Hitchin's connection and differential operators with values in the determinant bundle (Q5920568)

Let \(M\) be a smooth variety over an algebraically closed field of characteristic zero and let \(S\to M\) be a smooth flat morphism. Let \(\pi:X\to S\) be a smooth family of curves and \(E\) a vector bundle over \(X\). In this paper the authors prove that, under the assumption that Kodaira-Spencer maps of the families are isomorphisms, one can canonically produce locally free sheaves on X providing an identification theorem for the sheaf of differential operators of order \(\leq 1\) with values in the determinant bundle of \(E\) over \(S\). The authors give a new construction of the Hitchin's connection on the push forward of the theta bundle on \(S\) as an example of their identification theorem. They fix \(C \to M\) a family of smooth curves of genus \(g\geq 2\) and \(f:S \to M\) the associated family of moduli spaces of stable bundles of rank \(r\geq 2\) with a fixed determinant. Hence, let \(X\) be the product \(C \times_{M} S\), and \(E\) the universal bundle on it.
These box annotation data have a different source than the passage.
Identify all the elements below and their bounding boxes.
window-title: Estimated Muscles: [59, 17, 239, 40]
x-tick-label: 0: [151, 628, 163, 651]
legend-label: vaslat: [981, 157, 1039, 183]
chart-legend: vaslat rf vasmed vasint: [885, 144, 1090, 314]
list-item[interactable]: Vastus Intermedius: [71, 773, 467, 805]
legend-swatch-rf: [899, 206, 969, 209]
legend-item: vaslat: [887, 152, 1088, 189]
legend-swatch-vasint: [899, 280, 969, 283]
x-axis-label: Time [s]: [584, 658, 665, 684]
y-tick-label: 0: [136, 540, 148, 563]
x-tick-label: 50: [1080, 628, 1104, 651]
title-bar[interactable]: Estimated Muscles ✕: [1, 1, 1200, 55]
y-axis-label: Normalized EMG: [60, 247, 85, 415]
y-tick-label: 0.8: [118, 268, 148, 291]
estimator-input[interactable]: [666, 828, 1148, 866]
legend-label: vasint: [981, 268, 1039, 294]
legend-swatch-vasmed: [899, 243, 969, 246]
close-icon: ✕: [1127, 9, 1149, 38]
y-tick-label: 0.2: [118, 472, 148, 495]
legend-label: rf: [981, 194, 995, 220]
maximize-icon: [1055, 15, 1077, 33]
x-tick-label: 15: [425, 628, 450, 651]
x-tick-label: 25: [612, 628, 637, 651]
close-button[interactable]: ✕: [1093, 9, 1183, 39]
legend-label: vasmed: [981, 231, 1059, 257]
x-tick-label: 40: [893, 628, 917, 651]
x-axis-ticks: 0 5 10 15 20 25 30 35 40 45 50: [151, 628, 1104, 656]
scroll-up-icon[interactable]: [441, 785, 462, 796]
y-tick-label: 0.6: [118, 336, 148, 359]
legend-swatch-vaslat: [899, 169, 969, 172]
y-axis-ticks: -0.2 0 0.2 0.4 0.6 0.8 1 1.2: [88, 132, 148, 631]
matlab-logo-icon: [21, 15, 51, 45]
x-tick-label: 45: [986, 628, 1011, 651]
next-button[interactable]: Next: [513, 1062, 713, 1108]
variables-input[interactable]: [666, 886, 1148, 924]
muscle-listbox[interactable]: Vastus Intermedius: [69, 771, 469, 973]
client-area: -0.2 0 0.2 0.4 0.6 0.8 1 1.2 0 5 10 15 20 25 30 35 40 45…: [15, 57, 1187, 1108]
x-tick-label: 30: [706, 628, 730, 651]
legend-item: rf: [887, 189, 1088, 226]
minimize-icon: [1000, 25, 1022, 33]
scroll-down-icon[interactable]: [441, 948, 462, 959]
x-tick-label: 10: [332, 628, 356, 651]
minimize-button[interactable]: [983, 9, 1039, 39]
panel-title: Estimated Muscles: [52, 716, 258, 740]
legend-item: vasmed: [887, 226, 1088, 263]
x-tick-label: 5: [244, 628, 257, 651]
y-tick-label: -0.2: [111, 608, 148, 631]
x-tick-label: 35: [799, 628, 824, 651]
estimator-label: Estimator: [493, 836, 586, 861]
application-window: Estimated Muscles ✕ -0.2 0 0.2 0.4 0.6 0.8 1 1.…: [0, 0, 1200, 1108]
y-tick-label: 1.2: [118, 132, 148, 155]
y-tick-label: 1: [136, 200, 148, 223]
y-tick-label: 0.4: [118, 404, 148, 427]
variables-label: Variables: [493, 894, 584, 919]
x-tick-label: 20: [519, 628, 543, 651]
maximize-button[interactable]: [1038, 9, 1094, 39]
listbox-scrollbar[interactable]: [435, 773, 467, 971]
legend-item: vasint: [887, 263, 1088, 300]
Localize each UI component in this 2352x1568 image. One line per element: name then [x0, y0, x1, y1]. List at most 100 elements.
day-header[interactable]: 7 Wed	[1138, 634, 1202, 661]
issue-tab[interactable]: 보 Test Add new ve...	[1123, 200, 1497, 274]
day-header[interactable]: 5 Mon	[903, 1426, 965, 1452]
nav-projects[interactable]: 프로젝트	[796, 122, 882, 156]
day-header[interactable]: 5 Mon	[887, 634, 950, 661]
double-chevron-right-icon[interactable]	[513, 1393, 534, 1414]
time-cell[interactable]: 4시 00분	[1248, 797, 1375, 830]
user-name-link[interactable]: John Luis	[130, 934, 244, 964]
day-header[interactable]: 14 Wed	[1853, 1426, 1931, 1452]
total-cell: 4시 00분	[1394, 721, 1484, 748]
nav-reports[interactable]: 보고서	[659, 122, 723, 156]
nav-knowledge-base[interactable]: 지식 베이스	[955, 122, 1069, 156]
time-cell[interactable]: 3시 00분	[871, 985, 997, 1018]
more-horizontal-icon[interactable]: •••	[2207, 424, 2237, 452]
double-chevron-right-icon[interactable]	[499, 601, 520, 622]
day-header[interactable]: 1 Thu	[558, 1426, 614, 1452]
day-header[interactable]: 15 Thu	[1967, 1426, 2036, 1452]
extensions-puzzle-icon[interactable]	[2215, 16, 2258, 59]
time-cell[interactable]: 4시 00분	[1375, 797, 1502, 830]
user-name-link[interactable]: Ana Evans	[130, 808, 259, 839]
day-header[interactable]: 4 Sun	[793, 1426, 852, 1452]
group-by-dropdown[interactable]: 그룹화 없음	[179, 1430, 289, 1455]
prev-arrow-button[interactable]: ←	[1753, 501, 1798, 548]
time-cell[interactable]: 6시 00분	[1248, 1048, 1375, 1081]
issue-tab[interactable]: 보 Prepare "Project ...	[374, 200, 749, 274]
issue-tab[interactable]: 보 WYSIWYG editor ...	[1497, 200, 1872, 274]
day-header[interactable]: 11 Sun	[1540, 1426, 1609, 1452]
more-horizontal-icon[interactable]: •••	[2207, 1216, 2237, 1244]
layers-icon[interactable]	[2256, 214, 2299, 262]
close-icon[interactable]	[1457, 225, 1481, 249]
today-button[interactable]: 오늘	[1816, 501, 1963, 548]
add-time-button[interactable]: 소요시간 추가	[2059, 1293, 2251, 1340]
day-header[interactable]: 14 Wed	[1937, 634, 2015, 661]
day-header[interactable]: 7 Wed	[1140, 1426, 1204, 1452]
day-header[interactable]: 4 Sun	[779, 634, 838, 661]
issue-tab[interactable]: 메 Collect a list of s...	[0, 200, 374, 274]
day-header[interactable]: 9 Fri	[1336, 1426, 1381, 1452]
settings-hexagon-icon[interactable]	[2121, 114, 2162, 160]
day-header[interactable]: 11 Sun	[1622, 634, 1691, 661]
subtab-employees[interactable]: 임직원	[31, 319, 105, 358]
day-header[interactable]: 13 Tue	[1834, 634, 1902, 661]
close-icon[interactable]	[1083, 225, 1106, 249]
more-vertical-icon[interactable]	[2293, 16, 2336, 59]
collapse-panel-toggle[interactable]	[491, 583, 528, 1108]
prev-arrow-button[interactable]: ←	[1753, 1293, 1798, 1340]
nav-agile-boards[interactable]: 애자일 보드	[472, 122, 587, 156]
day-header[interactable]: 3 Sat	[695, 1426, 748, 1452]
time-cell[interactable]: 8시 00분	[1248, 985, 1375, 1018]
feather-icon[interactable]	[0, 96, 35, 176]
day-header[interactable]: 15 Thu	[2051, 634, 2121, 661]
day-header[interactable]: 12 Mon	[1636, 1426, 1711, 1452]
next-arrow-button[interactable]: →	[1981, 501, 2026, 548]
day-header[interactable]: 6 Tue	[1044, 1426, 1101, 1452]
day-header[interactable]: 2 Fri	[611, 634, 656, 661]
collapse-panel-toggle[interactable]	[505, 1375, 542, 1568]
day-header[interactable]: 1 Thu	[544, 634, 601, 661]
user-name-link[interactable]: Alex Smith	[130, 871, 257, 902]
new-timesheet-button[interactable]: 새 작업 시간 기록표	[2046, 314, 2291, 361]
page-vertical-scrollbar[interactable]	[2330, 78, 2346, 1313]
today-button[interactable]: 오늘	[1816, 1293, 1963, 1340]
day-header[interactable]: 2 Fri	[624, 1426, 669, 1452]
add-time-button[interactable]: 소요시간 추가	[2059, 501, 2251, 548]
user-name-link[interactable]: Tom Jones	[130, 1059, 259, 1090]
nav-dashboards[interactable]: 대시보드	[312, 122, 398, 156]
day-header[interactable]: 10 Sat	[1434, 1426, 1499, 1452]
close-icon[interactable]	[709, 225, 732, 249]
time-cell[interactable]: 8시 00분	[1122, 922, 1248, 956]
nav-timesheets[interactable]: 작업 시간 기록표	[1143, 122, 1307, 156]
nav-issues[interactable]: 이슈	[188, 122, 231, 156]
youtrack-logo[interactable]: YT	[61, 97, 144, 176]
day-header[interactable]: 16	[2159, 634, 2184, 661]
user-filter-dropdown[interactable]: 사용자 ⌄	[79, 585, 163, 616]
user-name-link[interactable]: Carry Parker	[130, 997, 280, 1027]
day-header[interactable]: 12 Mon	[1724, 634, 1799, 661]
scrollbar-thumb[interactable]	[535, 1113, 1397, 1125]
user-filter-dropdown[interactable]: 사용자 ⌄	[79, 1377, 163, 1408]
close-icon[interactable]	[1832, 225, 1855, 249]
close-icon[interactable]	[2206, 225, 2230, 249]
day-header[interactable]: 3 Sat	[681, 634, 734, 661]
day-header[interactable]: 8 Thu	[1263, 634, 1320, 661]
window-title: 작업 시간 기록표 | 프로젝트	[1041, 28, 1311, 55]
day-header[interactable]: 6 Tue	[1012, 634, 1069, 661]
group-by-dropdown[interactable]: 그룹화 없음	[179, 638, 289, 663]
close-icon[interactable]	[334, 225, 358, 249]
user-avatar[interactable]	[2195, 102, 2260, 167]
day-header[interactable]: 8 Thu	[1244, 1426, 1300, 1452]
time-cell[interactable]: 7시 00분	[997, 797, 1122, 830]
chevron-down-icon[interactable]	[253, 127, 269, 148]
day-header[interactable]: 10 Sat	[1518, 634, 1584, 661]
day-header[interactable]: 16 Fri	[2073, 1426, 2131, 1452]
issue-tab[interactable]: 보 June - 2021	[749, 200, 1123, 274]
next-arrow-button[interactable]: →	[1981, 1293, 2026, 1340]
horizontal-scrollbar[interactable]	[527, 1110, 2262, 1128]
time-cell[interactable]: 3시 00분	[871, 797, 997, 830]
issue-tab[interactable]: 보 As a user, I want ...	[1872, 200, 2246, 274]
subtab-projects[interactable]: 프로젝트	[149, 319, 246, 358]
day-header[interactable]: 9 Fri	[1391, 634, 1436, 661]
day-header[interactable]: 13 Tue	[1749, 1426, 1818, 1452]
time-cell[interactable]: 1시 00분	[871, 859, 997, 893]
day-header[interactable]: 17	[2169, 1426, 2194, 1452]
The assumption for the Kodaira-Spencer maps is satisfied for this particular input and the identification theorem applies and provide us with the required connection. The authors also generalise the construction to the logarithmic version of the Hitchin's connection. They prove an analogous identification theorem when \(M\) is provided with a normal crossing divisor on it.